Following a string of crimes involving victims killed after responding to Craigslist ads, a growing number of police departments are creating “safe zones” nationwide to help online sellers and buyers complete their transactions in a secure environment.
In Woodstock, Georgia, potential users of Craigslist and other online classified services are being asked to take their business deals to the local police precinct lobby.
“Typically a bad guy doesn't want to transact bad business in a police department," Woodstock Police Chief Calvin Moss told TODAY.
People must first call ahead to make sure an officer will be available, but Moss said he doesn't expect the service to require additional manpower from his department.
“The Transaction Safe Place initiative really is about moving those transactions away from that secluded area where they often occur and bringing it here to a very public place,” he said.

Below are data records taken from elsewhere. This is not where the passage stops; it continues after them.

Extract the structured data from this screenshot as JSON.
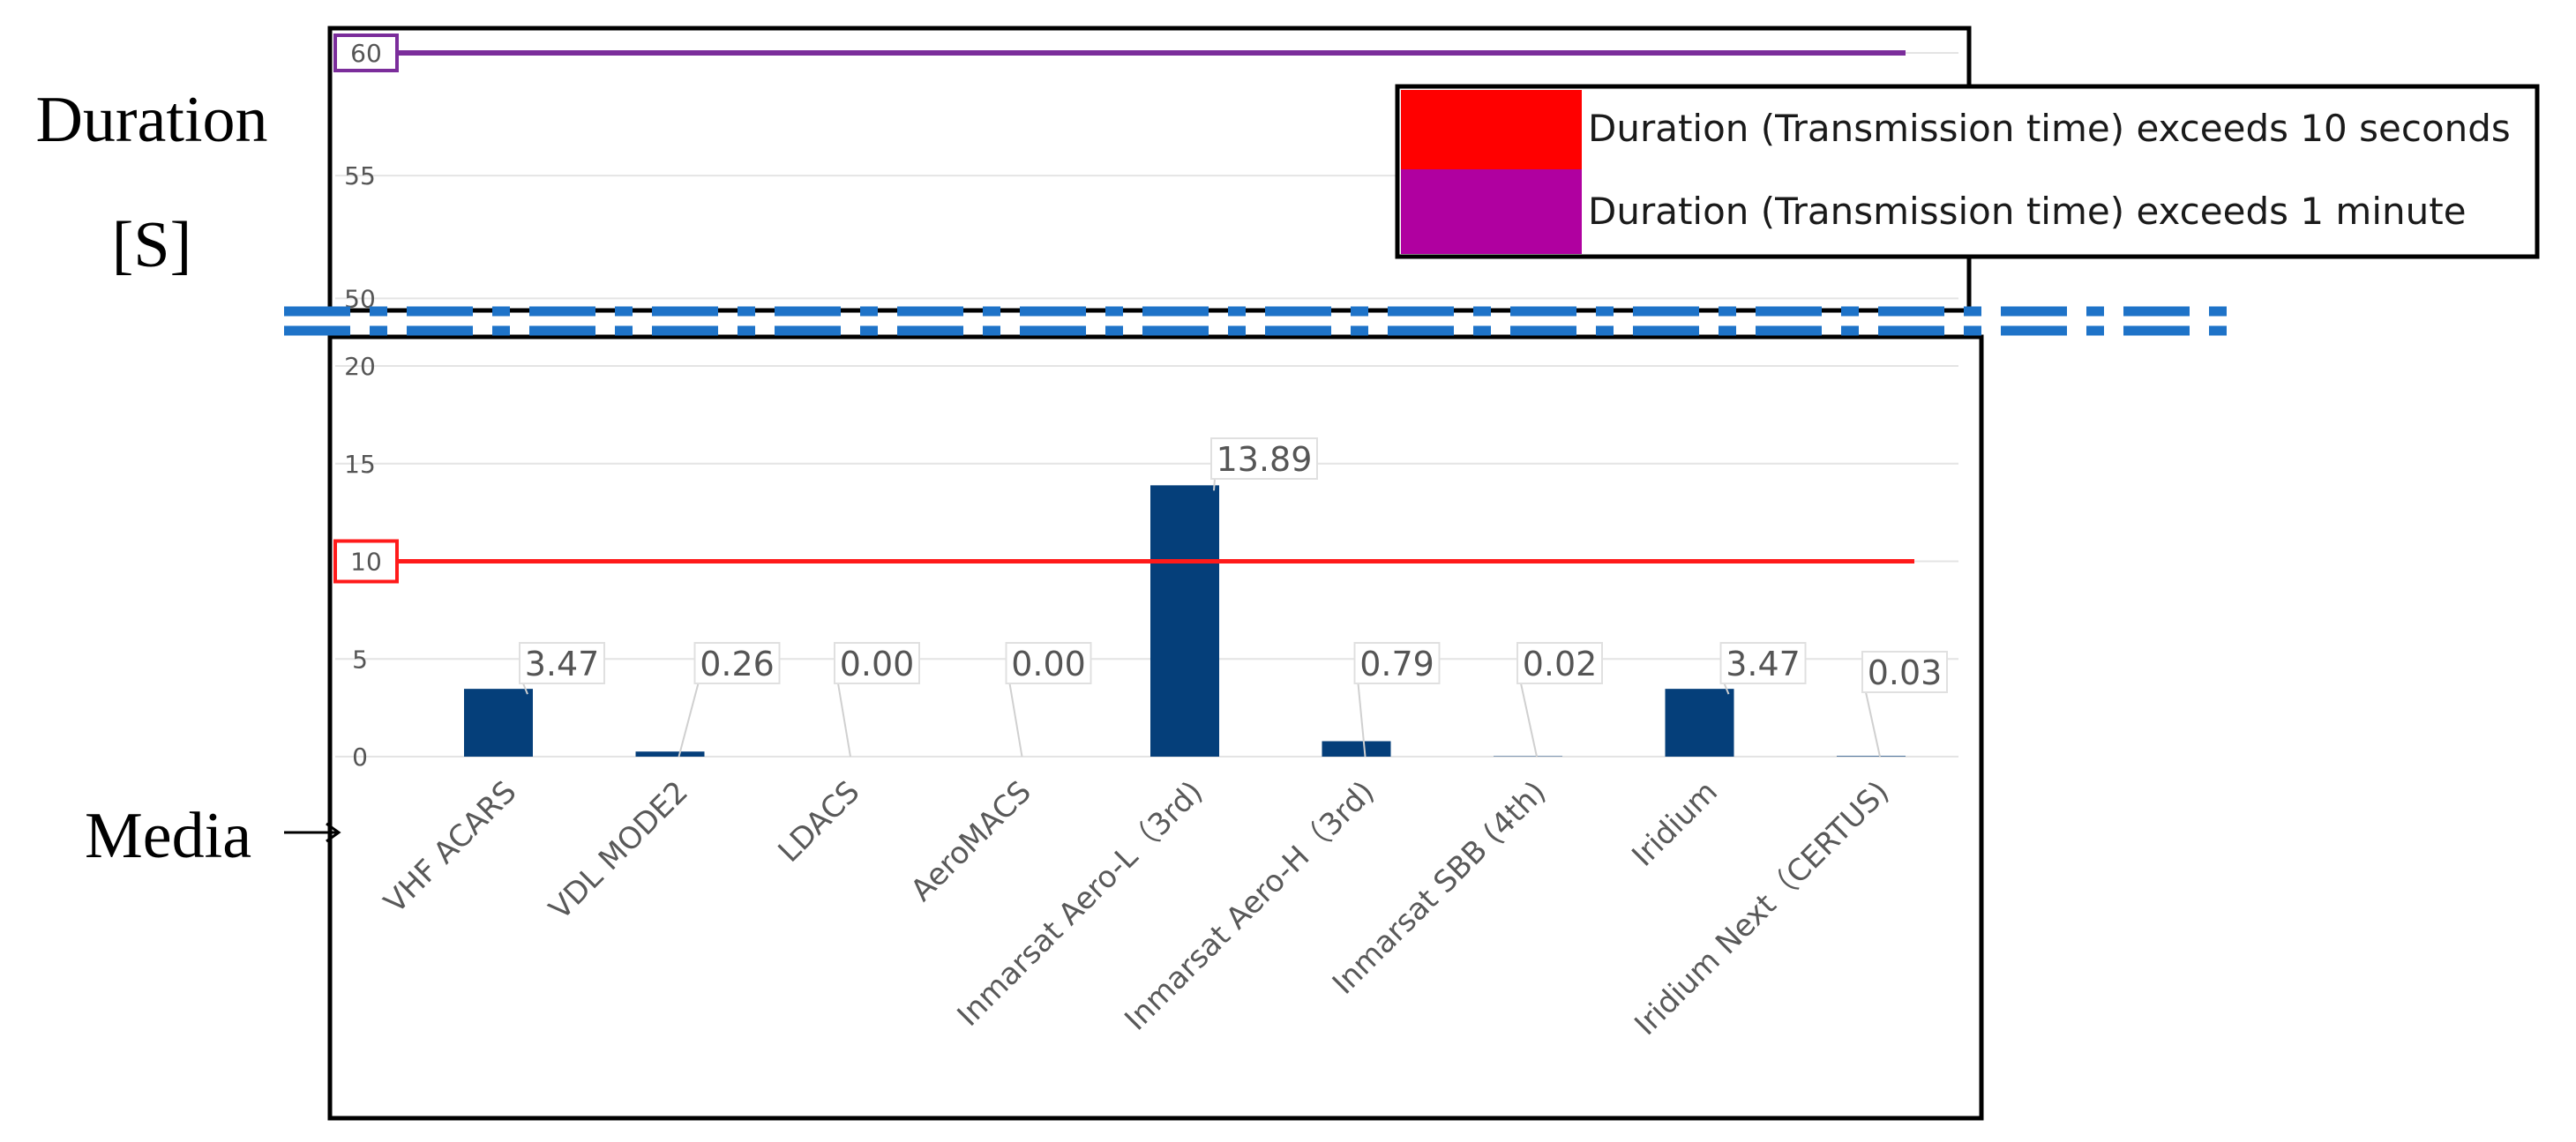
{
  "chart_data": {
    "type": "bar",
    "ylabel_line1": "Duration",
    "ylabel_line2": "[S]",
    "xlabel": "Media",
    "categories": [
      "VHF ACARS",
      "VDL MODE2",
      "LDACS",
      "AeroMACS",
      "Inmarsat Aero-L（3rd)",
      "Inmarsat Aero-H（3rd)",
      "Inmarsat SBB (4th)",
      "Iridium",
      "Iridium Next（CERTUS)"
    ],
    "values": [
      3.47,
      0.26,
      0.0,
      0.0,
      13.89,
      0.79,
      0.02,
      3.47,
      0.03
    ],
    "value_labels": [
      "3.47",
      "0.26",
      "0.00",
      "0.00",
      "13.89",
      "0.79",
      "0.02",
      "3.47",
      "0.03"
    ],
    "lower_axis": {
      "ylim": [
        0,
        20
      ],
      "ticks": [
        "0",
        "5",
        "10",
        "15",
        "20"
      ]
    },
    "upper_axis": {
      "ylim": [
        48,
        60
      ],
      "ticks": [
        "50",
        "55",
        "60"
      ]
    },
    "thresholds": [
      {
        "value": 10,
        "label": "10",
        "color": "#ff1a1a"
      },
      {
        "value": 60,
        "label": "60",
        "color": "#7b2d9b"
      }
    ],
    "legend": [
      {
        "label": "Duration (Transmission time) exceeds 10 seconds",
        "color": "#ff0000"
      },
      {
        "label": "Duration (Transmission time)  exceeds 1 minute",
        "color": "#b000a0"
      }
    ],
    "legend_position": "top-right",
    "bar_color": "#053f7a",
    "break_color": "#1e73c8",
    "grid": true
  }
}
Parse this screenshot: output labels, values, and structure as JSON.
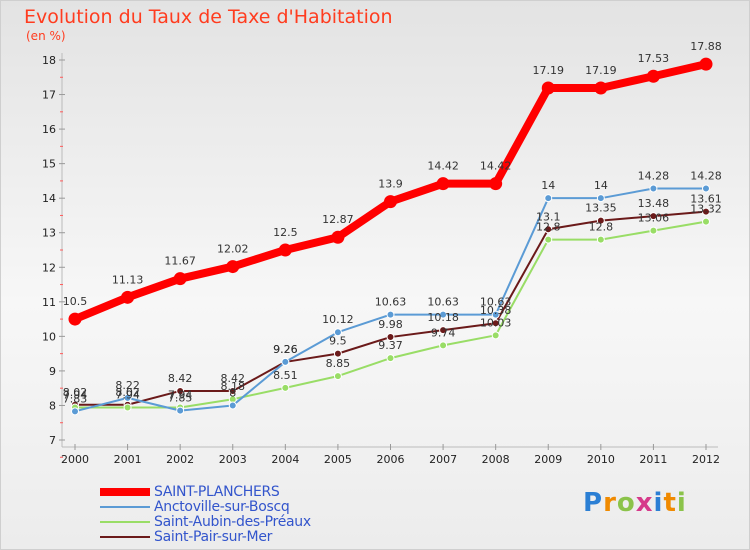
{
  "title": "Evolution du Taux de Taxe d'Habitation",
  "subtitle": "(en %)",
  "logo": "Proxiti",
  "chart_data": {
    "type": "line",
    "title": "Evolution du Taux de Taxe d'Habitation",
    "subtitle": "(en %)",
    "x": [
      2000,
      2001,
      2002,
      2003,
      2004,
      2005,
      2006,
      2007,
      2008,
      2009,
      2010,
      2011,
      2012
    ],
    "ylim": [
      7,
      18
    ],
    "yticks": [
      7,
      8,
      9,
      10,
      11,
      12,
      13,
      14,
      15,
      16,
      17,
      18
    ],
    "grid": false,
    "legend_position": "bottom-left",
    "series": [
      {
        "name": "SAINT-PLANCHERS",
        "color": "#ff0000",
        "values": [
          10.5,
          11.13,
          11.67,
          12.02,
          12.5,
          12.87,
          13.9,
          14.42,
          14.42,
          17.19,
          17.19,
          17.53,
          17.88
        ],
        "labels": [
          "10.5",
          "11.13",
          "11.67",
          "12.02",
          "12.5",
          "12.87",
          "13.9",
          "14.42",
          "14.42",
          "17.19",
          "17.19",
          "17.53",
          "17.88"
        ]
      },
      {
        "name": "Anctoville-sur-Boscq",
        "color": "#5b9bd5",
        "values": [
          7.83,
          8.22,
          7.85,
          8.0,
          9.26,
          10.12,
          10.63,
          10.63,
          10.63,
          14.0,
          14.0,
          14.28,
          14.28
        ],
        "labels": [
          "7.83",
          "8.22",
          "7.85",
          "8",
          "9.26",
          "10.12",
          "10.63",
          "10.63",
          "10.63",
          "14",
          "14",
          "14.28",
          "14.28"
        ]
      },
      {
        "name": "Saint-Aubin-des-Préaux",
        "color": "#99dd66",
        "values": [
          7.94,
          7.94,
          7.94,
          8.18,
          8.51,
          8.85,
          9.37,
          9.74,
          10.03,
          12.8,
          12.8,
          13.06,
          13.32
        ],
        "labels": [
          "7.94",
          "7.94",
          "7.94",
          "8.18",
          "8.51",
          "8.85",
          "9.37",
          "9.74",
          "10.03",
          "12.8",
          "12.8",
          "13.06",
          "13.32"
        ]
      },
      {
        "name": "Saint-Pair-sur-Mer",
        "color": "#6b1a1a",
        "values": [
          8.02,
          8.02,
          8.42,
          8.42,
          9.26,
          9.5,
          9.98,
          10.18,
          10.38,
          13.1,
          13.35,
          13.48,
          13.61
        ],
        "labels": [
          "8.02",
          "8.02",
          "8.42",
          "8.42",
          "9.26",
          "9.5",
          "9.98",
          "10.18",
          "10.38",
          "13.1",
          "13.35",
          "13.48",
          "13.61"
        ]
      }
    ]
  }
}
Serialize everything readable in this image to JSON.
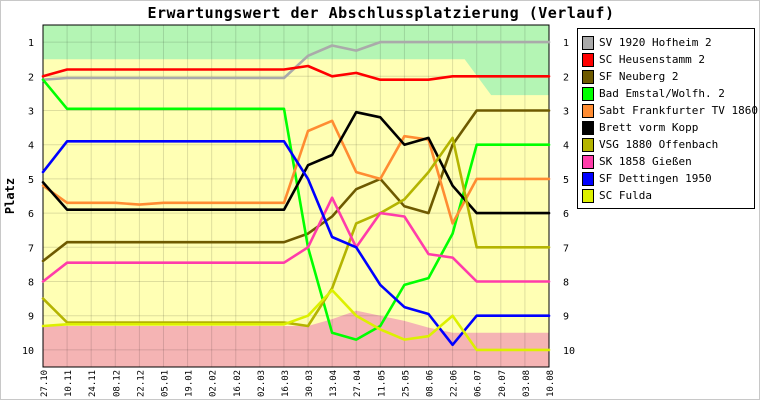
{
  "chart_data": {
    "type": "line",
    "title": "Erwartungswert der Abschlussplatzierung (Verlauf)",
    "ylabel": "Platz",
    "xlabel": "",
    "y_axis_reversed": true,
    "ylim": [
      0.5,
      10.5
    ],
    "yticks": [
      "1",
      "2",
      "3",
      "4",
      "5",
      "6",
      "7",
      "8",
      "9",
      "10"
    ],
    "grid": "horizontal",
    "legend_position": "right",
    "x": [
      "27.10",
      "10.11",
      "24.11",
      "08.12",
      "22.12",
      "05.01",
      "19.01",
      "02.02",
      "16.02",
      "02.03",
      "16.03",
      "30.03",
      "13.04",
      "27.04",
      "11.05",
      "25.05",
      "08.06",
      "22.06",
      "06.07",
      "20.07",
      "03.08",
      "10.08"
    ],
    "background_zones": [
      {
        "name": "promotion",
        "color": "#b4f5b4"
      },
      {
        "name": "middle",
        "color": "#ffffb4"
      },
      {
        "name": "relegation",
        "color": "#f5b4b4"
      }
    ],
    "series": [
      {
        "name": "SV 1920 Hofheim 2",
        "color": "#aaaaaa",
        "values": [
          2.1,
          2.05,
          2.05,
          2.05,
          2.05,
          2.05,
          2.05,
          2.05,
          2.05,
          2.05,
          2.05,
          1.4,
          1.1,
          1.25,
          1.0,
          1.0,
          1.0,
          1.0,
          1.0,
          1.0,
          1.0,
          1.0
        ]
      },
      {
        "name": "SC Heusenstamm 2",
        "color": "#ff0000",
        "values": [
          2.0,
          1.8,
          1.8,
          1.8,
          1.8,
          1.8,
          1.8,
          1.8,
          1.8,
          1.8,
          1.8,
          1.7,
          2.0,
          1.9,
          2.1,
          2.1,
          2.1,
          2.0,
          2.0,
          2.0,
          2.0,
          2.0
        ]
      },
      {
        "name": "SF Neuberg 2",
        "color": "#6e5a00",
        "values": [
          7.4,
          6.85,
          6.85,
          6.85,
          6.85,
          6.85,
          6.85,
          6.85,
          6.85,
          6.85,
          6.85,
          6.6,
          6.1,
          5.3,
          5.0,
          5.8,
          6.0,
          4.0,
          3.0,
          3.0,
          3.0,
          3.0
        ]
      },
      {
        "name": "Bad Emstal/Wolfh. 2",
        "color": "#00ff00",
        "values": [
          2.1,
          2.95,
          2.95,
          2.95,
          2.95,
          2.95,
          2.95,
          2.95,
          2.95,
          2.95,
          2.95,
          7.0,
          9.5,
          9.7,
          9.3,
          8.1,
          7.9,
          6.6,
          4.0,
          4.0,
          4.0,
          4.0
        ]
      },
      {
        "name": "Sabt Frankfurter TV 1860 1",
        "color": "#ff8c32",
        "values": [
          5.2,
          5.7,
          5.7,
          5.7,
          5.75,
          5.7,
          5.7,
          5.7,
          5.7,
          5.7,
          5.7,
          3.6,
          3.3,
          4.8,
          5.0,
          3.75,
          3.85,
          6.3,
          5.0,
          5.0,
          5.0,
          5.0
        ]
      },
      {
        "name": "Brett vorm Kopp",
        "color": "#000000",
        "values": [
          5.1,
          5.9,
          5.9,
          5.9,
          5.9,
          5.9,
          5.9,
          5.9,
          5.9,
          5.9,
          5.9,
          4.6,
          4.3,
          3.05,
          3.2,
          4.0,
          3.8,
          5.2,
          6.0,
          6.0,
          6.0,
          6.0
        ]
      },
      {
        "name": "VSG 1880 Offenbach",
        "color": "#b4b400",
        "values": [
          8.5,
          9.2,
          9.2,
          9.2,
          9.2,
          9.2,
          9.2,
          9.2,
          9.2,
          9.2,
          9.2,
          9.3,
          8.2,
          6.3,
          6.0,
          5.6,
          4.8,
          3.8,
          7.0,
          7.0,
          7.0,
          7.0
        ]
      },
      {
        "name": "SK 1858 Gießen",
        "color": "#ff3caa",
        "values": [
          8.0,
          7.45,
          7.45,
          7.45,
          7.45,
          7.45,
          7.45,
          7.45,
          7.45,
          7.45,
          7.45,
          7.0,
          5.55,
          7.0,
          6.0,
          6.1,
          7.2,
          7.3,
          8.0,
          8.0,
          8.0,
          8.0
        ]
      },
      {
        "name": "SF Dettingen 1950",
        "color": "#0000ff",
        "values": [
          4.8,
          3.9,
          3.9,
          3.9,
          3.9,
          3.9,
          3.9,
          3.9,
          3.9,
          3.9,
          3.9,
          5.0,
          6.7,
          7.0,
          8.1,
          8.75,
          8.95,
          9.85,
          9.0,
          9.0,
          9.0,
          9.0
        ]
      },
      {
        "name": "SC Fulda",
        "color": "#dcf000",
        "values": [
          9.3,
          9.25,
          9.25,
          9.25,
          9.25,
          9.25,
          9.25,
          9.25,
          9.25,
          9.25,
          9.25,
          9.0,
          8.25,
          9.0,
          9.4,
          9.7,
          9.6,
          9.0,
          10.0,
          10.0,
          10.0,
          10.0
        ]
      }
    ]
  }
}
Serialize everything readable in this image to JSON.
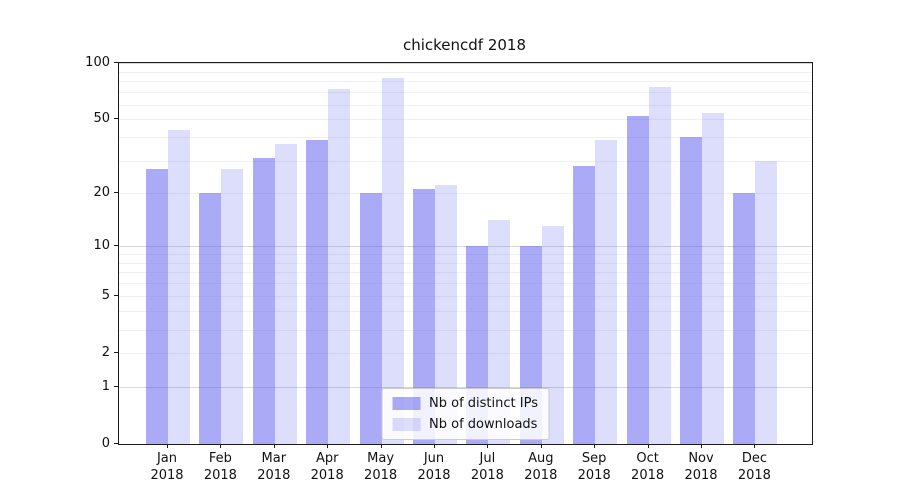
{
  "chart_data": {
    "type": "bar",
    "title": "chickencdf 2018",
    "y_scale": "log1p",
    "ylim": [
      0,
      100
    ],
    "grid": "on",
    "legend_position": "bottom-center-inside",
    "categories": [
      "Jan",
      "Feb",
      "Mar",
      "Apr",
      "May",
      "Jun",
      "Jul",
      "Aug",
      "Sep",
      "Oct",
      "Nov",
      "Dec"
    ],
    "category_year": "2018",
    "series": [
      {
        "name": "Nb of distinct IPs",
        "color": "rgba(85,85,240,0.50)",
        "values": [
          27,
          20,
          31,
          39,
          20,
          21,
          10,
          10,
          28,
          52,
          40,
          20
        ]
      },
      {
        "name": "Nb of downloads",
        "color": "rgba(85,85,240,0.20)",
        "values": [
          44,
          27,
          37,
          73,
          83,
          22,
          14,
          13,
          39,
          75,
          54,
          30
        ]
      }
    ],
    "yticks": [
      0,
      1,
      2,
      5,
      10,
      20,
      50,
      100
    ],
    "gridlines_major": [
      1,
      10,
      100
    ],
    "gridlines_minor": [
      2,
      3,
      4,
      5,
      6,
      7,
      8,
      9,
      20,
      30,
      40,
      50,
      60,
      70,
      80,
      90
    ]
  }
}
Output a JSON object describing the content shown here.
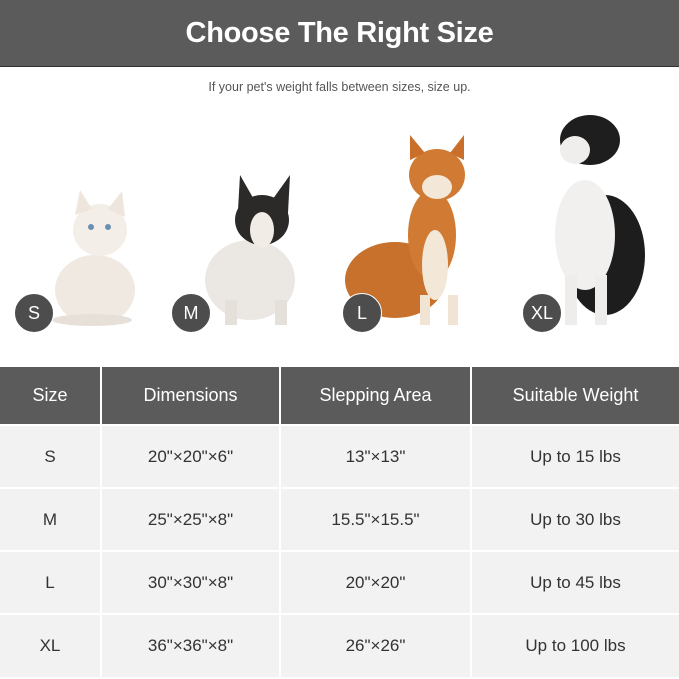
{
  "header": {
    "title": "Choose The Right Size"
  },
  "subtitle": "If your pet's weight falls between sizes, size up.",
  "pets": [
    {
      "badge": "S",
      "animal": "cat"
    },
    {
      "badge": "M",
      "animal": "french bulldog"
    },
    {
      "badge": "L",
      "animal": "shiba inu"
    },
    {
      "badge": "XL",
      "animal": "border collie"
    }
  ],
  "table": {
    "columns": [
      "Size",
      "Dimensions",
      "Slepping Area",
      "Suitable Weight"
    ],
    "rows": [
      [
        "S",
        "20\"×20\"×6\"",
        "13\"×13\"",
        "Up to 15 lbs"
      ],
      [
        "M",
        "25\"×25\"×8\"",
        "15.5\"×15.5\"",
        "Up to 30 lbs"
      ],
      [
        "L",
        "30\"×30\"×8\"",
        "20\"×20\"",
        "Up to 45 lbs"
      ],
      [
        "XL",
        "36\"×36\"×8\"",
        "26\"×26\"",
        "Up to 100 lbs"
      ]
    ]
  }
}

Last week, James Jones Jr., a 21-year-old college student in Georgia, was robbed and killed after responding to an ad for an iPhone 6. And last month, a Georgia couple was found shot to death after they drove to a secluded area to buy a vintage car listed on Craigslist.
Creating safe zones to finalize online sales has become a growing trend in policing. The Broward County Sheriff’s Office in south Florida launched its “safe spot” program last summer.
“No matter what your profit is or no matter what that product is that you may want to have, it's not worth getting hurt,” said Broward Sheriff Scott Israel.
Craigslist did not respond to a request for comment but on its website’s safety page, the company encouraged site users to convene their transactions at “a public meeting place,” as well as “tell a friend or family member” where they plan to meet.